Okay...maybe Ryder won't roar. It's not his style. He's one of the most laid-back, pleasant, genuinely nice people I've ever met. But he should be roaring, at least to his coach and GM.

The Canadiens are treating him like crap and have basically run him out of Montreal. The man scored 85 goals in his first three NHL seasons. Last year, he was a minus 25, and the coach and GM told him, "improve your defensive play." So he did. It also changed the way he plays. He started thinking of getting into position to prevent odd man rushes into his own zone, instead of thinking of getting in position to one-time passes in the offensive zone. The goals were hard to come by. After a while, he started hesitating with the puck on his stick, which, for a guy who built a career out of a super-quick release and hard, accurate wrister, was the worst thing he could have done. The line-shuffling helped a bit, but he never stayed on the same line long enough to prove much. Then he became the healthy scratch of the week.

So, here we have a player who's proven he can score goals, sitting in the pressbox, while a converted defenseman with fewer points and a worse plus/minus in more games played takes his spot. No one's pointing at Saku Koivu or Chris Higgins who are also doing nothing, and coincidentally, are the ones who should be setting up a sniper like Ryder. Number seventy-three is taking all the heat for the former first line's demise.

Now we will undoubtedly see him traded before the deadline. He will end up out west, and Bob Gainey will get some grinder, or underachiever or draft pick for him. Maybe the trade will work out for Montreal, maybe it will be another Ribeiro-for-Niinimaa. But it didn't have to be this way. If Ryder had been let play with someone other than his struggling former first linemates for a decent stretch, he might have put up some respectable numbers and helped the team complement the Plekanec line's scoring. Once you know how to put the puck in the net, you don't forget it. He will go to another team and he'll find it again.

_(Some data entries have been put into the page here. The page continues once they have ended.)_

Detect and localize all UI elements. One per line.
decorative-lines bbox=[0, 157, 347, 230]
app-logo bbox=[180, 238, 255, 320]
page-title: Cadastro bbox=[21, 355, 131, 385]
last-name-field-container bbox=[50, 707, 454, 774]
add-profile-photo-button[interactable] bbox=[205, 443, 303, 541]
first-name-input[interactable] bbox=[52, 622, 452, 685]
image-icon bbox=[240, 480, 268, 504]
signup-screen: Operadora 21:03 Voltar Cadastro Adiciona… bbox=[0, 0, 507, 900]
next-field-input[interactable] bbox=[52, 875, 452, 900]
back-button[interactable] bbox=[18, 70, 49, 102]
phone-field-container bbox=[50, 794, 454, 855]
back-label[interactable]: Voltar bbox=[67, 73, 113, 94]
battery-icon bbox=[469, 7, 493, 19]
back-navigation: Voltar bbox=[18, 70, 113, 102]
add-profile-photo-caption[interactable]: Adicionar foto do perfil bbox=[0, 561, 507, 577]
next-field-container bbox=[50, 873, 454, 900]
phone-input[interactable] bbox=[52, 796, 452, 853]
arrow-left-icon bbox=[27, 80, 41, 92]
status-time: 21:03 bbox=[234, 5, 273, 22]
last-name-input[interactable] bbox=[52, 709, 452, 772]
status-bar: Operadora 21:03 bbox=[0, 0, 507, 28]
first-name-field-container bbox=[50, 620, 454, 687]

I'm sorry Ryder's stay in Montreal will end on such an ignominous note. He might not be roaring...but all of us who cheered him in the past will be doing so on his behalf.

3 comments:

NailaJ said...

I agree.
Not only does Ryder deserve better treatment, a guy can't improve if he's not playing. You can't get your groove back if you don't try.

It's too bad that the Habs don't trust him, but unfortunately, I agree... It's probably the end of Ryder in Montreal

Brian said...

They destroyed this guy. He was on the way to becoming a bona fide sniper and they asked him to be more responsible on D. If they had tried that with Lafleur, he would have just looked at them and said, "You take care of your end of the ice, and I'll take care of mine." Great post. I still think that trading him will turn him into the Habs' Jacob Marley!

HabsInBlood said...

I agree about the way Ryder was treated this year. Perhaps his laid back attitude hurt him with Carbonneau and maybe added a few to the number of times he sat. If he had bitched about it, maybe Carbo would have seen it as a more positive sign in his eyes. I'm not saying Carbo was right ... just a personality thing. Remember (wait, maybe this hadn't happened yet the day this thread was first started :-)) how Dandy crabbed when he sat. He seemed to be back in the lineup in no time. I'm sorry but we need Ryder playing more than Dandenault, especially at a forward position.

If Ryder is gone for sure at the end of this year when you look at $$ numbers, I could digest a move that involved him by the trade deadline. But, if we can keep him here past this year, I still think he has a lot of upside in his career and I would hate to see him do it somewhere else.